BryteFlow provides end-to-end monitoring of data. Reliability is our strong focus as the success of the analytics projects depends on this reliability. Unlike other software which set up connectors and pipelines to SQL Server source applications and stream your data without checking the data accuracy or completeness, BryteFlow makes it a point to track your data.

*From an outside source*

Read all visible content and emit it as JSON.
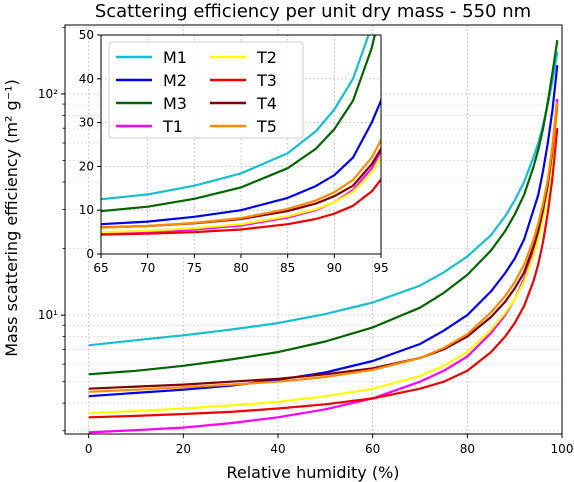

For e.g. if you are replicating SQL Server data to Redshift at 2pm on Thursday, Nov. 2019, all the changes that happened till that point will be replicated to the Redshift database, latest change last so the data will be replicated with all inserts, deletes and changes present at source at that point in time.

Does your data integration software use time-consuming ETL or efficient SQL Server CDC to replicate changes?

Very often software depends on a full refresh to update destination data with changes at source. This is time consuming and affects source systems negatively, impacting productivity and performance. BryteFlow uses SQL Server CDC to Redshift or SQL Server Change Tracking which is zero impact and uses database transaction logs to query SQL Server data at source and copies only the changes into the Amazon Redshift database. The data in the Redshift data warehouse is updated in real-time or at a frequency of your choice. Log based SQL Server CDC is absolutely the fastest, most efficient way to replicate your SQL Server data to Amazon Redshift.

Change Data Capture Types and CDC Automation

Does your data maintain Referential Integrity?

With BryteFlow you can maintain the referential integrity of your data when replicating SQL Server data to AWS Redshift. What does this mean? Simply put, it means when there are changes in the SQL Server source and when those changes are replicated to the destination (Redshift) you can put your finger exactly on the date, the time and the values that changed at the columnar level.

Is your data continually reconciled in the Redshift cloud data warehouse?

With BryteFlow, data in the Redshift cloud data warehouse is validated against data in the SQL Server replication database continually or you can choose a frequency for this to happen. It performs point-in-time data completeness checks for complete datasets including type-2. It compares row counts and columns checksum in the SQL Server replication database and Redshift data at a very granular level.Very few data integration software provide this feature.

Do you have the option to archive data while preserving SCD Type 2 history?

BryteFlow does. It provides time-stamped data and the versioning feature allows you to retrieve data from any point on the timeline. This versioning feature is a ‘must have’ for historical and predictive trend analysis.

Can your data get automatic catch-up from network dropout?

If there is a power outage or network failure will you need to start the SQL Server data replication to Redshift process over again? Yes, with most software but not with BryteFlow. You can simply pick up where you left off – automatically.

Can your SQL Server data be merged with data from other sources?

With BryteFlow you can merge any kind of data from multiple sources with your data from SQL Server for Analytics or Machine Learning.
More on BryteFlow’s Data Integration for Redshift

BryteFlow’s Technical Architecture

About Microsoft SQL Server

Microsoft SQL Server is a software that is a relational database management system owned by Microsoft. It’s primary objective is to store data and then retrieve it when other applications request it. It supports a huge range of applications including transaction processing, analytics and business intelligence. The SQL Server is a database server that implements SQL (Structured Query Language) and there are many versions of SQL Server, engineered for different workloads and demands.

About Amazon Redshift

Amazon Redshift is the fully managed , petabyte scale cloud data warehouse of AWS. Amazon Redshift is characterized by its super fast speed in executing queries against large datasets aided by its Massively Parallel Processing and columnar database. Redshift is comprised of nodes (computing resources) that are organized in clusters. Each Redshift cluster has its own processing engine and at least one database. On Redshift, processing power can be scaled up immediately by adding more nodes to your cluster or even spinning up more clusters.